A equipe então introduziu uma via de redução de sulfato no Vibrio natriegens, treinando a cepa para absorver diretamente o sulfato do meio ambiente e produzir gás sulfureto de hidrogênio, que foi então combinado com íons metálicos nas águas residuais para criar nano partículas semicondutoras.

O método provou ser versátil e pode ser aplicado a vários íons metálicos, produzindo compostos como sulfeto de cádmio, sulfeto de chumbo e sulfeto de mercúrio.
As nano partículas foram então fixadas na superfície bacteriana, formando biohíbridos semicondutores. Quando exposto à luz, o material semicondutor absorveu a energia solar e a converteu em elétrons, fornecendo energia adicional às bactérias.

Numa experiência de laboratório que utilizou biohíbridos para purificar uma solução de águas residuais, 99% dos íons de cádmio foram extraídos e transferidos para partículas de sulfureto de cádmio.

Estes tipos de nanopartículas – também conhecidas como pontos quânticos – foram a peça central de uma descoberta que valeu a outro grupo de cientistas o Prémio Nobel da Química deste ano.
“Após um ciclo completo, os biohíbridos nas águas residuais podem ser coletados por filtração ou sedimentação para extração de material semicondutor”, disse Gao.

“Este sistema biohíbrido pode ser um método eficiente e econômico para a fabricação de pontos quânticos altamente valiosos”, disse Gao em entrevista na quinta-feira.

Embora o biohíbrido prolifere nas águas residuais, ele também converte os poluentes orgânicos em 2,3-butanodiol (BDO), um produto químico valioso com amplas aplicações em cosméticos, agricultura e saúde.
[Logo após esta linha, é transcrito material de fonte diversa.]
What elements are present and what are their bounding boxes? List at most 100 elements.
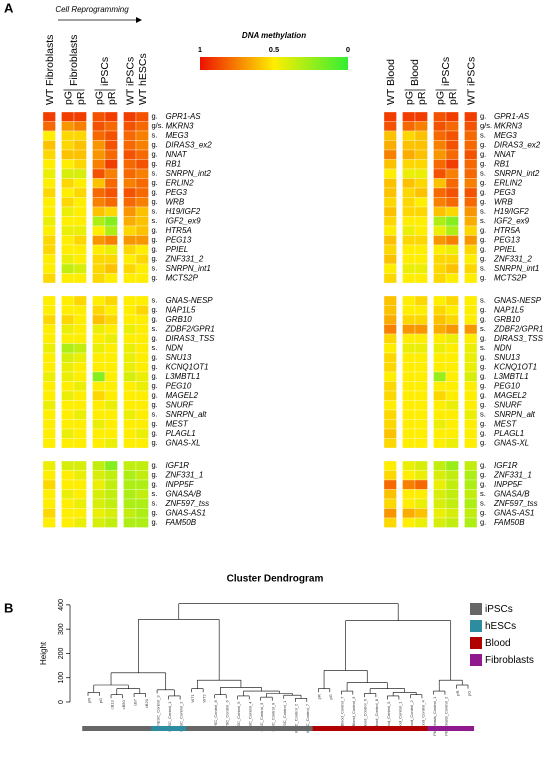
heatmap-cell (135, 121, 149, 132)
heatmap-cell (464, 111, 478, 122)
heatmap-cell (104, 428, 118, 439)
heatmap-cell (402, 428, 416, 439)
heatmap-cell (104, 263, 118, 274)
heatmap-cell (135, 235, 149, 246)
heatmap-cell (433, 419, 447, 430)
row-label: GNAS-AS1 (166, 508, 206, 517)
row-label: HTR5A (166, 226, 192, 235)
heatmap-cell (383, 409, 397, 420)
heatmap-cell (433, 324, 447, 335)
heatmap-cell (464, 428, 478, 439)
heatmap-cell (123, 470, 137, 481)
group-bar (289, 726, 302, 731)
heatmap-cell (42, 409, 56, 420)
heatmap-cell (123, 159, 137, 170)
heatmap-cell (135, 324, 149, 335)
heatmap-cell (414, 187, 428, 198)
row-label: GPR1-AS (166, 112, 202, 121)
heatmap-cell (383, 140, 397, 151)
leaf-label: Blood_Control_5 (386, 701, 391, 732)
heatmap-cell (445, 235, 459, 246)
heatmap-cell (104, 149, 118, 160)
heatmap-cell (135, 460, 149, 471)
group-bar (82, 726, 95, 731)
heatmap-cell (433, 178, 447, 189)
heatmap-cell (445, 305, 459, 316)
heatmap-cell (445, 352, 459, 363)
heatmap-cell (73, 168, 87, 179)
heatmap-cell (402, 362, 416, 373)
column-group-label: Fibroblasts (68, 35, 80, 86)
column-label: pG (435, 91, 447, 105)
row-prefix: s. (480, 489, 486, 498)
heatmap-cell (135, 187, 149, 198)
row-label: NDN (494, 343, 512, 352)
row-label: PEG3 (166, 188, 188, 197)
heatmap-cell (61, 314, 75, 325)
heatmap-cell (414, 140, 428, 151)
heatmap-cell (135, 381, 149, 392)
heatmap-cell (92, 273, 106, 284)
heatmap-cell (414, 362, 428, 373)
column-label: WT iPSCs (466, 57, 478, 105)
heatmap-cell (61, 254, 75, 265)
heatmap-cell (414, 121, 428, 132)
row-label: GNAS-XL (494, 438, 529, 447)
y-tick-label: 100 (58, 672, 65, 684)
heatmap-cell (445, 479, 459, 490)
heatmap-cell (464, 235, 478, 246)
heatmap-cell (464, 197, 478, 208)
row-prefix: g. (480, 150, 486, 159)
heatmap-cell (104, 438, 118, 449)
heatmap-cell (92, 263, 106, 274)
heatmap-cell (414, 333, 428, 344)
heatmap-cell (414, 111, 428, 122)
row-label: DIRAS3_TSS (166, 334, 216, 343)
group-bar (324, 726, 336, 731)
group-bar (335, 726, 348, 731)
heatmap-cell (464, 470, 478, 481)
heatmap-cell (92, 390, 106, 401)
heatmap-cell (123, 333, 137, 344)
heatmap-cell (73, 362, 87, 373)
y-tick-label: 300 (58, 623, 65, 635)
row-label: PEG10 (166, 381, 192, 390)
group-bar (427, 726, 440, 731)
heatmap-cell (61, 479, 75, 490)
leaf-label: iPSC_Control_1 (282, 700, 287, 729)
heatmap-cell (433, 400, 447, 411)
row-label: MCTS2P (166, 273, 199, 282)
heatmap-cell (433, 362, 447, 373)
heatmap-cell (445, 371, 459, 382)
heatmap-cell (383, 352, 397, 363)
row-prefix: g. (152, 305, 158, 314)
heatmap-cell (42, 305, 56, 316)
heatmap-cell (135, 362, 149, 373)
heatmap-cell (123, 187, 137, 198)
row-prefix: g. (480, 353, 486, 362)
group-bar (128, 726, 141, 731)
heatmap-cell (445, 111, 459, 122)
heatmap-cell (135, 333, 149, 344)
row-prefix: g. (152, 353, 158, 362)
row-label: ZNF331_2 (493, 254, 532, 263)
row-prefix: g. (480, 159, 486, 168)
heatmap-cell (123, 244, 137, 255)
heatmap-cell (42, 381, 56, 392)
row-label: ZNF331_1 (165, 470, 204, 479)
heatmap-cell (61, 498, 75, 509)
heatmap-cell (445, 489, 459, 500)
heatmap-cell (61, 187, 75, 198)
heatmap-cell (464, 419, 478, 430)
heatmap-cell (123, 438, 137, 449)
heatmap-cell (464, 187, 478, 198)
row-prefix: g. (480, 362, 486, 371)
column-label: pR (106, 91, 118, 105)
group-bar (197, 726, 210, 731)
heatmap-cell (61, 489, 75, 500)
heatmap-cell (414, 254, 428, 265)
heatmap-cell (73, 216, 87, 227)
heatmap-cell (61, 295, 75, 306)
colorbar-tick-label: 0.5 (269, 45, 279, 54)
heatmap-cell (445, 159, 459, 170)
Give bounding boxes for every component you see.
“A energia extra gerada pelas nano partículas através da absorção de luz melhorou a eficiência da síntese dos biohíbridos e a taxa de conversão da matéria orgânica nas águas residuais”, disse Gao. “Tradicionalmente, toda a energia necessária para o crescimento das bactérias e a produção de BDO é fornecida pelas próprias bactérias, o que envolve auto metabolismo e digestão da matéria orgânica. A energia extra adquirida através da absorção de luz obviamente acelera ambos os processos.”

Testes de laboratório mostraram que, sob luz artificial, os biohíbridos produziam BDO duas vezes mais rápido que as bactérias não modificadas, com um aumento de 26% na taxa de conversão de carbono.

Em um experimento conduzido em um reator de 5 litros (1,3 galão), os biohíbridos foram cultivados com sucesso usando águas residuais industriais reais, alcançando uma taxa de produção de BDO de 13 gramas (o. 45 onças) por litro, superando estudos anteriores.

A equipe está explorando opções para aumentar a reação. “As águas residuais industriais geralmente têm pouca translucidez. Estamos investigando reatores com áreas de superfície maiores para permitir iluminação adequada”, disse Gao.

Gao creditou o sucesso do projeto ao desenho cuidadoso dos caminhos experimentais.

“Os biohíbridos semicondutores integram os melhores atributos dos catalisadores biológicos de células inteiras e nano materiais semicondutores , permitindo que fábricas de células microbianas industriais não fotossintéticas utilizem a energia solar para a produção química”, disse a equipe no artigo Nature Sustainability.